これらの指標は、以下の条件を満たすのに役立ちます:

  • Mongosサーバーは、設定サーバーおよびシャードとのアクティブな接続を維持します
  • 設定サーバーが利用可能であり、正常に動作している(クラスタの運用において不可欠)
  • シャーディングされたクラスタインフラストラクチャは、すべてのノードで正常に動作しています
  • クエリのルーティング性能は最適です
  • アプリケーションに影響が出る前に、潜在的な接続の問題を早期に検知します
正常性シグニチャー

各センサーについて、厳選された健康状態のシグネチャに関するナレッジベースが、受信したメトリクスと照らし合わせて継続的に評価され、ユーザーへの影響度に応じて問題やインシデントとして通知されます。

組み込みイベントは、エンティティのヘルスシグネチャに異常が検出されたことを受けて課題やインシデントをトリガーし、 カスタムイベントは、任意のエンティティの個別のメトリクスのしきい値に基づいて課題やインシデントをトリガーします。

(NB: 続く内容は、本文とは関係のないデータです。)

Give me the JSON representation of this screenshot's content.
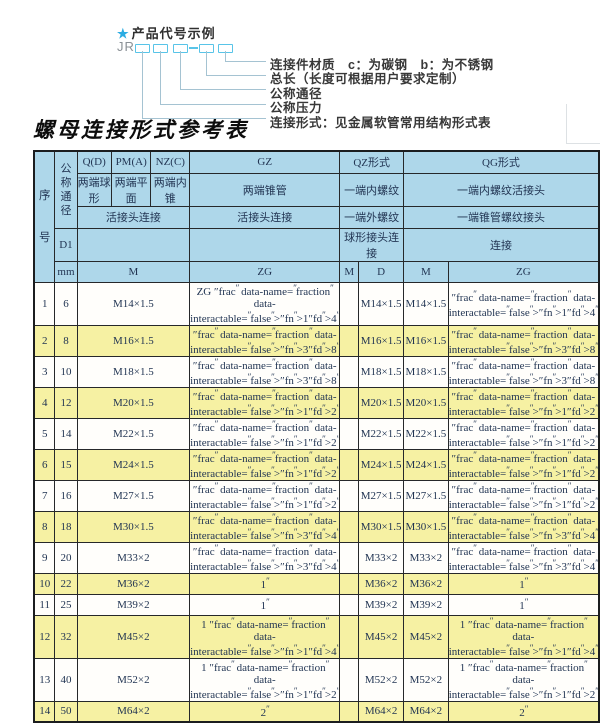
{
  "diagram": {
    "star_icon": "★",
    "title": "产品代号示例",
    "prefix": "JR",
    "labels": [
      "连接件材质　c：为碳钢　b：为不锈钢",
      "总长（长度可根据用户要求定制）",
      "公称通径",
      "公称压力",
      "连接形式：见金属软管常用结构形式表"
    ]
  },
  "heading": "螺母连接形式参考表",
  "colors": {
    "header_bg": "#aed7ea",
    "stripe_yellow": "#f6f1a3",
    "accent_cyan": "#58c4e8",
    "border": "#26282a"
  },
  "table": {
    "header": {
      "serial": "序号",
      "dn": "公称通径",
      "d1": "D1",
      "mm": "mm",
      "q_code": "Q(D)",
      "q_desc": "两端球形",
      "pm_code": "PM(A)",
      "pm_desc": "两端平面",
      "nz_code": "NZ(C)",
      "nz_desc": "两端内锥",
      "gz_code": "GZ",
      "gz_desc": "两端锥管",
      "qpn_joint": "活接头连接",
      "gz_joint": "活接头连接",
      "m_group": "M",
      "gz_sub": "ZG",
      "qz_title": "QZ形式",
      "qz_row2": "一端内螺纹",
      "qz_row3": "一端外螺纹",
      "qz_row4": "球形接头连接",
      "qz_m": "M",
      "qz_d": "D",
      "qg_title": "QG形式",
      "qg_row2": "一端内螺纹活接头",
      "qg_row3": "一端锥管螺纹接头",
      "qg_row4": "连接",
      "qg_m": "M",
      "qg_zg": "ZG"
    },
    "rows": [
      {
        "no": "1",
        "mm": "6",
        "m": "M14×1.5",
        "gz": "ZG 1/4\"",
        "qz_m": "",
        "qz_d": "M14×1.5",
        "qg_m": "M14×1.5",
        "qg_zg": "1/4\""
      },
      {
        "no": "2",
        "mm": "8",
        "m": "M16×1.5",
        "gz": "3/8\"",
        "qz_m": "",
        "qz_d": "M16×1.5",
        "qg_m": "M16×1.5",
        "qg_zg": "3/8\""
      },
      {
        "no": "3",
        "mm": "10",
        "m": "M18×1.5",
        "gz": "3/8\"",
        "qz_m": "",
        "qz_d": "M18×1.5",
        "qg_m": "M18×1.5",
        "qg_zg": "3/8\""
      },
      {
        "no": "4",
        "mm": "12",
        "m": "M20×1.5",
        "gz": "1/2\"",
        "qz_m": "",
        "qz_d": "M20×1.5",
        "qg_m": "M20×1.5",
        "qg_zg": "1/2\""
      },
      {
        "no": "5",
        "mm": "14",
        "m": "M22×1.5",
        "gz": "1/2\"",
        "qz_m": "",
        "qz_d": "M22×1.5",
        "qg_m": "M22×1.5",
        "qg_zg": "1/2\""
      },
      {
        "no": "6",
        "mm": "15",
        "m": "M24×1.5",
        "gz": "1/2\"",
        "qz_m": "",
        "qz_d": "M24×1.5",
        "qg_m": "M24×1.5",
        "qg_zg": "1/2\""
      },
      {
        "no": "7",
        "mm": "16",
        "m": "M27×1.5",
        "gz": "1/2\"",
        "qz_m": "",
        "qz_d": "M27×1.5",
        "qg_m": "M27×1.5",
        "qg_zg": "1/2\""
      },
      {
        "no": "8",
        "mm": "18",
        "m": "M30×1.5",
        "gz": "3/4\"",
        "qz_m": "",
        "qz_d": "M30×1.5",
        "qg_m": "M30×1.5",
        "qg_zg": "3/4\""
      },
      {
        "no": "9",
        "mm": "20",
        "m": "M33×2",
        "gz": "3/4\"",
        "qz_m": "",
        "qz_d": "M33×2",
        "qg_m": "M33×2",
        "qg_zg": "3/4\""
      },
      {
        "no": "10",
        "mm": "22",
        "m": "M36×2",
        "gz": "1\"",
        "qz_m": "",
        "qz_d": "M36×2",
        "qg_m": "M36×2",
        "qg_zg": "1\""
      },
      {
        "no": "11",
        "mm": "25",
        "m": "M39×2",
        "gz": "1\"",
        "qz_m": "",
        "qz_d": "M39×2",
        "qg_m": "M39×2",
        "qg_zg": "1\""
      },
      {
        "no": "12",
        "mm": "32",
        "m": "M45×2",
        "gz": "1 1/4\"",
        "qz_m": "",
        "qz_d": "M45×2",
        "qg_m": "M45×2",
        "qg_zg": "1 1/4\""
      },
      {
        "no": "13",
        "mm": "40",
        "m": "M52×2",
        "gz": "1 1/2\"",
        "qz_m": "",
        "qz_d": "M52×2",
        "qg_m": "M52×2",
        "qg_zg": "1 1/2\""
      },
      {
        "no": "14",
        "mm": "50",
        "m": "M64×2",
        "gz": "2\"",
        "qz_m": "",
        "qz_d": "M64×2",
        "qg_m": "M64×2",
        "qg_zg": "2\""
      }
    ]
  }
}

MongoDB センサーの組み込みイベントに関する詳細については、「組み込みイベントのリファレンス」を参照してください。mongosインスタンスを使用した MongoDB のシャーディングクラスターに関する詳細については、 「 MongoDB シャーディングクラスター(Mongos)」 を参照してください。